Bolesław Włodarczyk
Bolesław Włodarczyk z żoną Kazimierą i córką Krystyną
Jestem wnukiem Bolesława Włodarczyka, który zginął prawdopodobnie w Charkowie, wcześniej przebywał w Starobielsku.
Kilka słów o moim Dziadku. Wychowany został w rodzinie o patriotycznych korzeniach. Przodkowie od strony mamy mojego Dziadka brali udział w powstaniu styczniowym 1863 roku. Brat Dziadka walczył w wojnie 1920 roku w Legionach. Dziadek został nauczycielem o humanistycznym zacięciu. Jego małżonka była również nauczycielką. Pracowali razem we wsi Wierzbie niedaleko Wielunia.

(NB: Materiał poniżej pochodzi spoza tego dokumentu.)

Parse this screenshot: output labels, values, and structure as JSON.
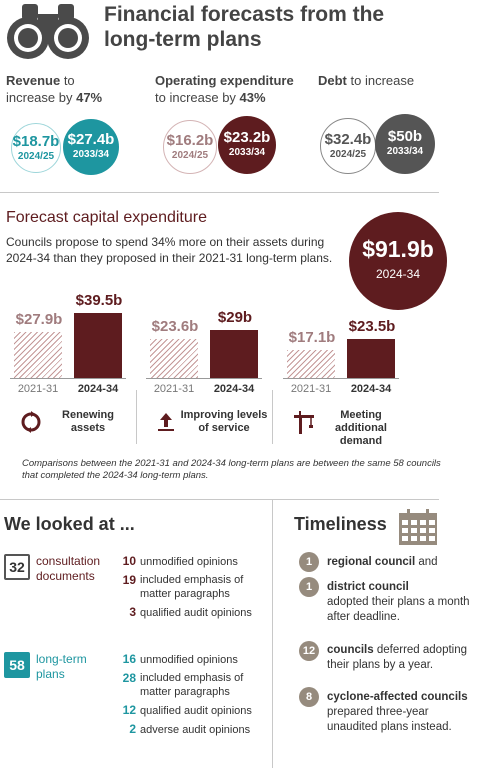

Miał zacięcie dziennikarsko-literackie. Publikował artykuły w „Kurierze Codziennym” pod pseudonimem Maciej Wierzba. Wygrał w konkursie literackim aparat fotograficzny i stąd mam wiele zdjęć rodzinnych. Dziadek ukończył Wyższy Kurs Nauczycielski w Warszawie w 1931 roku. Pracę dyplomową, której jestem w posiadaniu, napisał na podstawie twórczości Jana Kasprowicza o walce Dobra ze Złem.
Zachowały się także listy Dziadka z tego okresu do ukochanej żony Kazimiery Włodarczyk z domu Sadłowska oraz z wyjazdów na szkolenia wojskowe. Załączam jeden z tych listów, który jest dla mnie bardzo cenny i świadczy o nieprzeciętnej wrażliwości i prawdziwie humanistycznym, głęboko ewangelicznym rozumieniu świata.
Los mojego dziadka był tragiczny. Dziadek był zdecydowanym przeciwnikiem faszyzmu, artykułował swoje poglądy w trakcie zebrań nauczycielskich. Znajdował się na niemieckiej liście tzw. Sonderfahndungsbuch, sporządzonej w ostatnich miesiącach przed wybuchem II wojny światowej w konsulacie niemieckim w Łodzi. Osoby znajdujące się na tej liście jako polscy patrioci, inteligencja podlegały dużym restrykcjom, a najczęściej były likwidowane w pierwszych tygodniach okupacji przez tzw. Einsatzgruppen (taki symbol widnieje przy Dziadka nazwisku na liście).
Załączam parę zdjęć rodzinnych. Wiem, że dziadek nie lubił zbędnego patosu . Taki był też jego syn Bolesław, który niedawno zmarł , który pielęgnował całe życie pamięć o ojcu. Ja jestem synem córki Dziadka, Krystyny. Wiem, że mój Dziadek był prawdziwym bohaterem. Jest dla mnie wzorem, punktem odniesienia w życiu. Pamięć o moim Dziadku pielęgnuję i przekazuję moim synom, dzisiaj już dorosłym ludziom. Wiem, że będą brali czynny udział w tej szlachetnej sztafecie pokoleń. Razem czytaliśmy jego listy do żony. Moja Mamusia wielokrotnie rozmawiała z wnukami o swoim Ojcu. Wiele razy oglądaliśmy zachowane fotografie. Dziadek żyje w naszej pamięci.